Fusional suppression in normal and stereoanomalous observers

Observers with normal stereopsis suppress some of the monocular information contained in each stereo half-image, a phenomenon we call fusional suppression. We measured vernier acuity for an ordinary vertical vernier test target, presented to one eye, that was paired stereoscopically with a vernier target with a large fixed offset, presented to the other eye. The size of the fixed offset, and hence, the disparity of the upper target line, was varied parametrically. Vernier thresholds for the test target rose as a function of disparity, reaching a maximum at 20 min of disparity and then decreasing gradually as the disparity exceeded the limits of foveal fusion (40-60 min arc). In the two normal observers, fusional suppression was symmetrical; neither eye had good access to monocular information. In the stereoanomalous observers, fusional suppression was not symmetrical. When they viewed the vernier test target with the stronger of their two eyes, their vernier thresholds were barely affected by the stereo half-image in the other eye, and so were better than those of the normal observers measured in the same condition. When the stereoanomalous observers viewed the test target with their weaker eye, their fusional suppression was similar in range and magnitude to the suppression found in normal observers. Amblyopic suppression in mild amblyopes may be a residual effect of normal fusional suppression, operating to suppress monocular signals in the weaker eye, without conferring the benefits of normal stereopsis and fusion.
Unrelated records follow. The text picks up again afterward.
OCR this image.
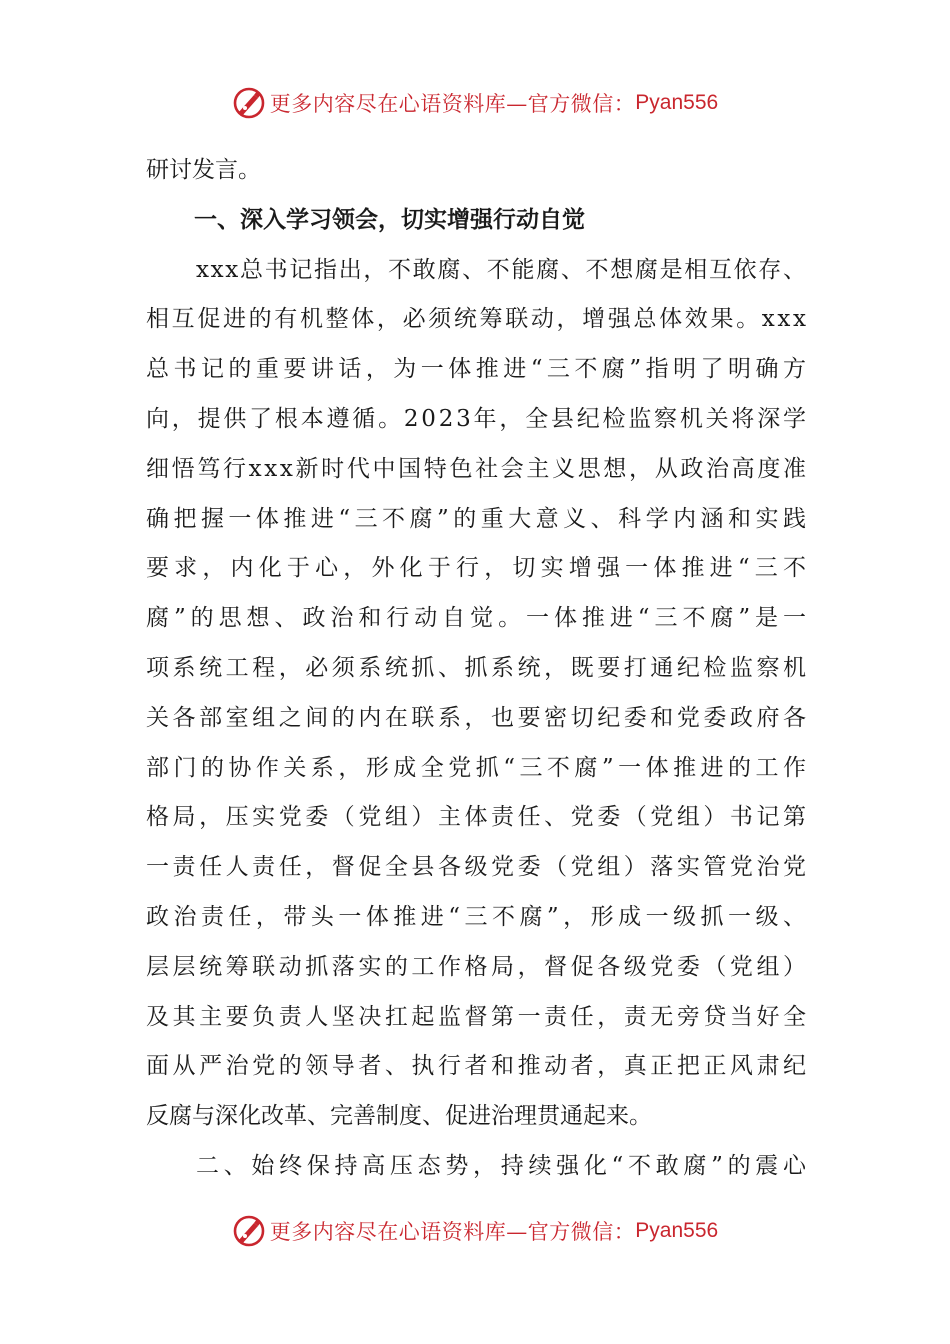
更多内容尽在心语资料库—官方微信： Pyan556
研讨发言。
一、深入学习领会，切实增强行动自觉
xxx总书记指出，不敢腐、不能腐、不想腐是相互依存、
相互促进的有机整体，必须统筹联动，增强总体效果。xxx
总书记的重要讲话，为一体推进“三不腐”指明了明确方
向，提供了根本遵循。2023年，全县纪检监察机关将深学
细悟笃行xxx新时代中国特色社会主义思想，从政治高度准
确把握一体推进“三不腐”的重大意义、科学内涵和实践
要求，内化于心，外化于行，切实增强一体推进“三不
腐”的思想、政治和行动自觉。一体推进“三不腐”是一
项系统工程，必须系统抓、抓系统，既要打通纪检监察机
关各部室组之间的内在联系，也要密切纪委和党委政府各
部门的协作关系，形成全党抓“三不腐”一体推进的工作
格局，压实党委（党组）主体责任、党委（党组）书记第
一责任人责任，督促全县各级党委（党组）落实管党治党
政治责任，带头一体推进“三不腐”，形成一级抓一级、
层层统筹联动抓落实的工作格局，督促各级党委（党组）
及其主要负责人坚决扛起监督第一责任，责无旁贷当好全
面从严治党的领导者、执行者和推动者，真正把正风肃纪
反腐与深化改革、完善制度、促进治理贯通起来。
二、始终保持高压态势，持续强化“不敢腐”的震心
更多内容尽在心语资料库—官方微信： Pyan556
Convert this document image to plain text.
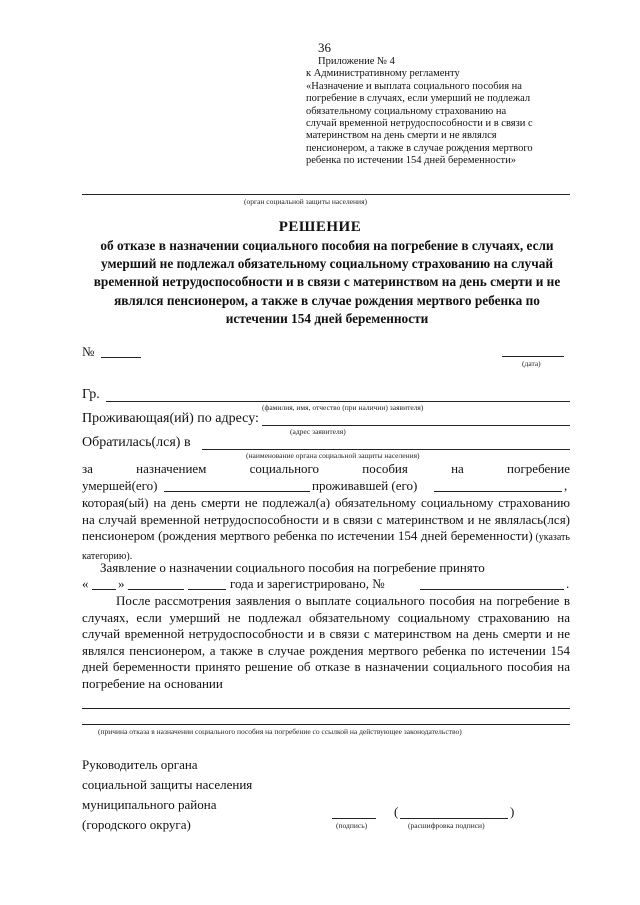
36
Приложение № 4
к Административному регламенту
«Назначение и выплата социального пособия на
погребение в случаях, если умерший не подлежал
обязательному социальному страхованию на
случай временной нетрудоспособности и в связи с
материнством на день смерти и не являлся
пенсионером, а также в случае рождения мертвого
ребенка по истечении 154 дней беременности»
(орган социальной защиты населения)
РЕШЕНИЕ
об отказе в назначении социального пособия на погребение в случаях, если умерший не подлежал обязательному социальному страхованию на случай временной нетрудоспособности и в связи с материнством на день смерти и не являлся пенсионером, а также в случае рождения мертвого ребенка по истечении 154 дней беременности
№
(дата)
Гр.
(фамилия, имя, отчество (при наличии) заявителя)
Проживающая(ий) по адресу:
(адрес заявителя)
Обратилась(лся) в
(наименование органа социальной защиты населения)
за	назначением	социального	пособия	на	погребение
умершей(его)	проживавшей (его)	,
которая(ый) на день смерти не подлежал(а) обязательному социальному страхованию на случай временной нетрудоспособности и в связи с материнством и не являлась(лся) пенсионером (рождения мертвого ребенка по истечении 154 дней беременности) (указать категорию).
Заявление о назначении социального пособия на погребение принято
« »	года и зарегистрировано, №	.
После рассмотрения заявления о выплате социального пособия на погребение в случаях, если умерший не подлежал обязательному социальному страхованию на случай временной нетрудоспособности и в связи с материнством на день смерти и не являлся пенсионером, а также в случае рождения мертвого ребенка по истечении 154 дней беременности принято решение об отказе в назначении социального пособия на погребение на основании
(причина отказа в назначении социального пособия на погребение со ссылкой на действующее законодательство)
Руководитель органа
социальной защиты населения
муниципального района
(городского округа)	(подпись)
(	)
(расшифровка подписи)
Interocular suppression in adults and infants using anaglyphic stimuli: visually evoked potential measures

Interocular suppression, assessed by monocular VEP amplitude reduction, was investigated in 3 infants, average age of 3 months, and 8 adults. A dichoptic simultaneous masking paradigm was employed, the two eyes being disassociated by red and green filters which transmitted non-overlapping wave lengths of light (anaglyphic method). One eye was continuously presented with either darkness, a diffuse green light, or two green dot patterns, containing either 20' or 80' dots. The other eye was flashed with either red diffuse light, a red 20' dot pattern, or a red 80' dot pattern. In both adults and infants, monocular VEP amplitude was reduced as the size of the continuously presented dots increased (pattern suppression) and a smaller amplitude response occurred when dots of equal size were presented than when data of different size were presented (size-specific suppression). The relative and absolute magnitudes of interocular pattern suppression were similar for adults and infants. However, the relative and absolute magnitudes of size-specific suppression were larger for adults than for infants. Pattern interocular suppression was inferred to be relatively more mature in 3 month olds than size-specific suppression. The relative lack of size-specific suppression suggests a relative immaturity of binocular spatial frequency or size channels.